Slow down the pace of your speech. It’s natural to speak rapidly at an in-person meeting because you can read a host of non-verbal cues and recognize when to keep quiet or let someone else have the floor. Those cues are hard to read in virtual settings. Although it might feel odd, slowing down your rate of speech will make it easier for your listener to follow the conversation. It also makes it less likely that you’ll interrupt the interviewer. A bonus of speaking more slowly is that you’ll use fewer filler words like “ums” and “ahs” that many listeners find annoying.
Prepare by doing some research on the company and industry. Try to think of five good questions that aren’t about salary or benefits (you can have those, too, but they are too easy. They don’t let the interviewer know you’ve done your homework and your serious about the job.)

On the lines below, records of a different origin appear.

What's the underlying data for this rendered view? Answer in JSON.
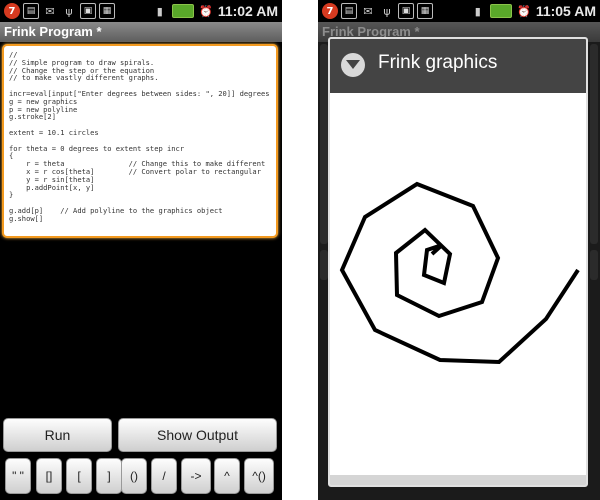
{
  "left": {
    "status_time": "11:02 AM",
    "badge_count": "7",
    "title": "Frink Program *",
    "code": "//\n// Simple program to draw spirals.\n// Change the step or the equation\n// to make vastly different graphs.\n\nincr=eval[input[\"Enter degrees between sides: \", 20]] degrees\ng = new graphics\np = new polyline\ng.stroke[2]\n\nextent = 10.1 circles\n\nfor theta = 0 degrees to extent step incr\n{\n    r = theta               // Change this to make different\n    x = r cos[theta]        // Convert polar to rectangular\n    y = r sin[theta]\n    p.addPoint[x, y]\n}\n\ng.add[p]    // Add polyline to the graphics object\ng.show[]",
    "buttons": {
      "run": "Run",
      "show_output": "Show Output"
    },
    "symbols": [
      "\" \"",
      "[]",
      "[",
      "]",
      "()",
      "/",
      "->",
      "^",
      "^()"
    ]
  },
  "right": {
    "status_time": "11:05 AM",
    "badge_count": "7",
    "background_title": "Frink Program *",
    "dialog_title": "Frink graphics"
  },
  "icons": {
    "status_left": [
      "notification-badge-icon",
      "clipboard-icon",
      "gmail-icon",
      "usb-icon",
      "usb-debug-icon",
      "app-icon"
    ],
    "status_right": [
      "signal-icon",
      "battery-icon",
      "alarm-icon"
    ],
    "dialog": "chevron-down-circle-icon"
  },
  "colors": {
    "editor_border": "#f39a1f",
    "title_bar": "#6e6e6e",
    "dialog_header": "#444444",
    "battery": "#5aa82a",
    "badge": "#d63a20"
  }
}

You want to think up five in case some of them are naturally answered along the way. Most interviewers ask at the end if you have questions and having two or three questions to ask will show you’ve put thought into this.
- Follow up
Within 24 hours of the interview, send an individual thank you email to everyone you met. Not only will it show you value their time, but it provides you the opportunity to resell yourself and express the unique strengths you bring to the role or share any talking points you forgot to address.
If there was something specific you bonded over, mention that in the email so you stay top of mind. Or if an interviewer brought up a particular business challenge, use the follow-up to propose potential solutions. Just keep the email concise; you want your note to leave a lasting impression, not immediately end up in the trash.